Kary za smażenie ryb nad polskim morzem w wynajętych domkach i apartamentach.
Radą na słynne "paragony grozy" w smażalniach miało być kupowanie świeżej ryby u rybaków i jej samodzielne przyrządzanie w wynajętej kwaterze. Odpowiedź właścicieli apartamentów są zakazy smażenia ryb w domkach i apartamentach.
tabarok z- #
- #
- #
- #
- #
- #
- 231
Komentarze (231)
najlepsze
Po 1 - olej w smażalni zmieniany jest tak jak w samochodzie (czyli raz w roku lub po 10 000 potraw),
Po 2 - w smażalniach stosowane są specjalne procedury ograniczające "zapach" świeżej ryby. Zamiast prosto z kutra, do smażenia trafiają ryby poddane głębokiemu mrożeniu, nabywane w lokalnych dyskontach spożywczych.
Ja jadę do kwatery z kuchnią i będę sobie tam smażył do woli :D
Pełna racja - smażony schaboszczak, czy karczek potrafi zacapić mieszkanie równie intensywnie. Za rok zabronią węc i tego. Jedyne wyjście, to głosować portfelami i omijać takie przybytki.

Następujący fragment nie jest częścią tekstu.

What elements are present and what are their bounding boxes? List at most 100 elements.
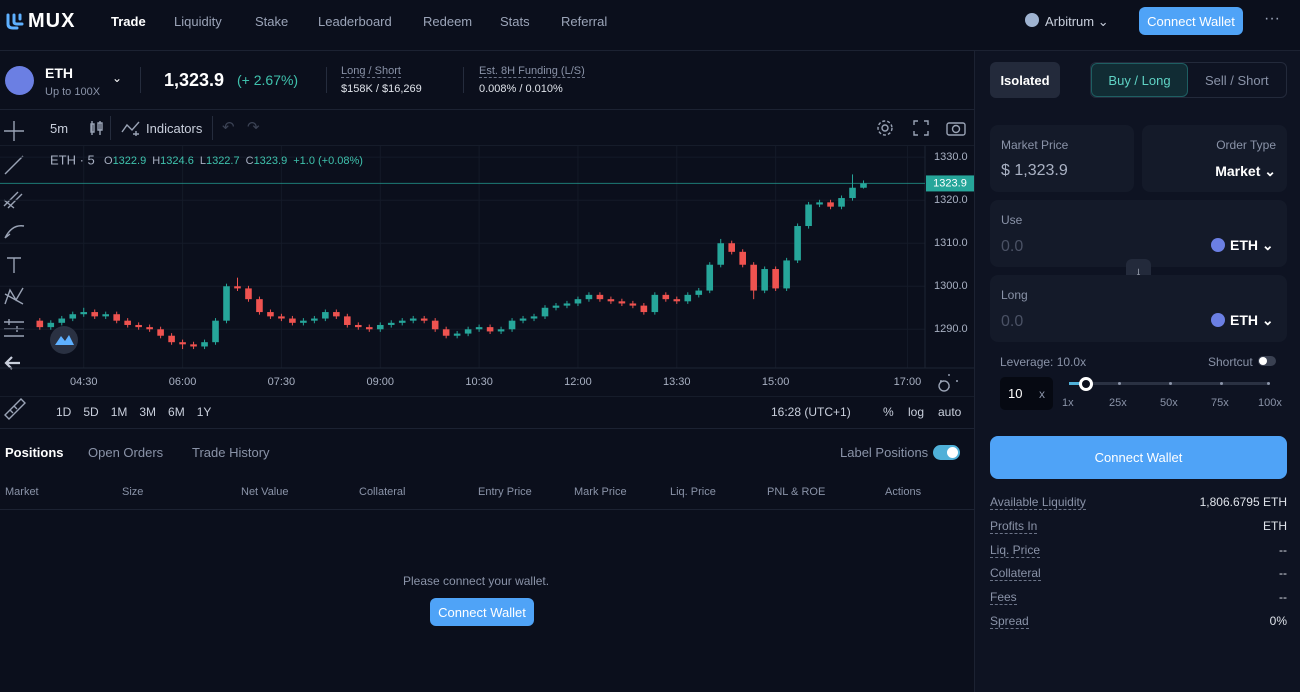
- shortcut-toggle[interactable]: [1258, 356, 1276, 366]
- settings-icon[interactable]: [876, 119, 894, 137]
- candle-body: [311, 318, 318, 321]
- chart-type-icon[interactable]: [88, 119, 104, 137]
- candle-body: [486, 327, 494, 332]
- token-icon: [1211, 313, 1225, 327]
- candle-body: [344, 316, 351, 325]
- y-tick-label: 1310.0: [934, 237, 968, 249]
- scale-button[interactable]: %: [883, 405, 894, 419]
- candle-body: [201, 342, 208, 347]
- connect-wallet-button[interactable]: Connect Wallet: [1139, 7, 1243, 35]
- empty-message: Please connect your wallet.: [403, 574, 550, 588]
- sell-short-tab[interactable]: Sell / Short: [1205, 73, 1269, 88]
- nav-link[interactable]: Redeem: [423, 14, 473, 29]
- candle-body: [234, 286, 241, 289]
- more-menu[interactable]: ···: [1264, 10, 1280, 27]
- candle-body: [750, 264, 757, 291]
- candle-body: [168, 335, 175, 343]
- candle-body: [245, 288, 252, 300]
- column-header: Size: [122, 486, 144, 498]
- margin-mode-button[interactable]: Isolated: [990, 62, 1060, 98]
- nav-link[interactable]: Liquidity: [174, 14, 222, 29]
- candle-body: [497, 329, 505, 332]
- text-tool[interactable]: [7, 257, 21, 273]
- candle-body: [442, 329, 450, 336]
- fib-tool[interactable]: [3, 191, 23, 209]
- connect-wallet-button[interactable]: Connect Wallet: [430, 598, 534, 626]
- nav-link[interactable]: Referral: [561, 14, 608, 29]
- buy-long-tab[interactable]: Buy / Long: [1091, 63, 1188, 97]
- back-tool[interactable]: [4, 356, 20, 370]
- candle-body: [102, 314, 109, 317]
- nav-link[interactable]: Stake: [255, 14, 289, 29]
- column-header: Liq. Price: [670, 486, 716, 498]
- undo-button[interactable]: ↶: [222, 119, 235, 136]
- x-tick-label: 17:00: [894, 376, 922, 388]
- ruler-tool[interactable]: [4, 398, 26, 420]
- pattern-tool[interactable]: [4, 287, 24, 305]
- candle-body: [376, 324, 384, 330]
- nav-link[interactable]: Trade: [111, 14, 146, 29]
- info-label: Profits In: [990, 518, 1038, 534]
- label-positions-toggle[interactable]: [933, 445, 960, 460]
- range-button[interactable]: 1Y: [196, 405, 212, 419]
- network-selector[interactable]: Arbitrum ⌄: [1045, 14, 1109, 29]
- tab-active[interactable]: Positions: [5, 445, 64, 460]
- column-header: Actions: [885, 486, 922, 498]
- leverage-thumb[interactable]: [1079, 377, 1093, 391]
- info-label: Spread: [990, 614, 1029, 629]
- crosshair-tool[interactable]: [4, 121, 24, 141]
- redo-button[interactable]: ↷: [247, 119, 260, 136]
- scale-button[interactable]: auto: [938, 405, 962, 419]
- range-button[interactable]: 5D: [83, 405, 99, 419]
- range-buttons: 1D 5D 1M 3M 6M 1Y: [56, 405, 211, 419]
- candle-body: [717, 243, 725, 265]
- tab[interactable]: Open Orders: [88, 445, 164, 460]
- logo: MUX: [28, 10, 76, 32]
- x-tick-label: 15:00: [762, 376, 790, 388]
- long-input[interactable]: 0.0: [1001, 313, 1024, 330]
- nav-link[interactable]: Leaderboard: [318, 14, 392, 29]
- candle-body: [849, 187, 856, 199]
- connect-wallet-button[interactable]: Connect Wallet: [990, 436, 1287, 479]
- use-input[interactable]: 0.0: [1001, 238, 1024, 255]
- y-tick-label: 1320.0: [934, 194, 968, 206]
- brush-tool[interactable]: [4, 225, 25, 239]
- indicators-button[interactable]: Indicators: [146, 121, 203, 136]
- fullscreen-icon[interactable]: [912, 119, 930, 137]
- candle-body: [761, 269, 768, 291]
- trendline-tool[interactable]: [4, 155, 24, 175]
- candlestick-chart: ETH · 5 O1322.9 H1324.6 L1322.7 C1323.9 +1.0…: [0, 146, 974, 392]
- candle-body: [300, 320, 307, 323]
- candle-body: [530, 316, 538, 319]
- token-selector[interactable]: ETH ⌄: [1230, 237, 1274, 253]
- screenshot-icon[interactable]: [946, 119, 966, 137]
- range-button[interactable]: 1M: [110, 405, 128, 419]
- funding-label: Est. 8H Funding (L/S): [479, 65, 585, 78]
- axis-settings-icon[interactable]: [938, 374, 958, 392]
- range-button[interactable]: 6M: [168, 405, 185, 419]
- candle-body: [805, 204, 812, 227]
- order-type-card[interactable]: Order Type Market ⌄: [1142, 125, 1287, 192]
- slider-dot: [1118, 382, 1121, 385]
- x-tick-label: 09:00: [366, 376, 394, 388]
- symbol-dropdown[interactable]: ⌄: [112, 71, 123, 85]
- candle-body: [453, 333, 461, 336]
- interval-button[interactable]: 5m: [50, 121, 69, 136]
- range-button[interactable]: 3M: [139, 405, 157, 419]
- candle-body: [772, 269, 779, 289]
- info-label: Available Liquidity: [990, 495, 1086, 510]
- ohlc-label: C: [246, 155, 254, 167]
- nav-link[interactable]: Stats: [500, 14, 530, 29]
- divider: [463, 67, 464, 93]
- candle-body: [278, 316, 285, 319]
- range-button[interactable]: 1D: [56, 405, 72, 419]
- order-type-value: Market: [1215, 163, 1261, 179]
- column-header: PNL & ROE: [767, 486, 826, 498]
- leverage-input[interactable]: 10 x: [1000, 377, 1053, 410]
- candle-body: [420, 318, 428, 321]
- token-selector[interactable]: ETH ⌄: [1230, 312, 1274, 328]
- tab[interactable]: Trade History: [192, 445, 270, 460]
- scale-button[interactable]: log: [908, 405, 925, 419]
- eth-icon: [5, 66, 34, 95]
- slider-dot: [1220, 382, 1223, 385]
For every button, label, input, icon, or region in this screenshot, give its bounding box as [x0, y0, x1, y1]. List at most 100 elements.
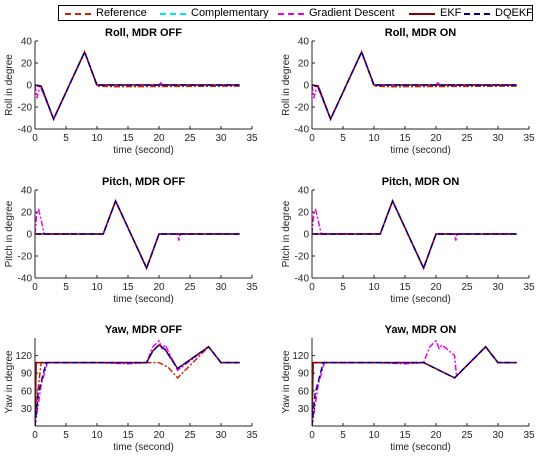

@LudzieToDebile: Komentujesz wpis o tym, że jest to zabronione, a nawet jest określona kara za złamanie. Trzymaj się kontekstu wątku, bo później wychodzą takie niedomówienia.
Komentarz usunięty przez moderatora
Krąży pewna miejska legenda o ekipie remontowej która nie dostała kasy za robotę. Odchodząc na pamiątkę napchali do do rurki karnisza mięso ryby. Smród zaczął się po tygodniu. Właściciele wzywali różne ekipy do dezynfekcji i czyszczenia ale przez pół roku nie mogli znaleźć źródła smrodu. W końcu zrezygnowani sprzedali dom za bezcen i się wyprowadzili.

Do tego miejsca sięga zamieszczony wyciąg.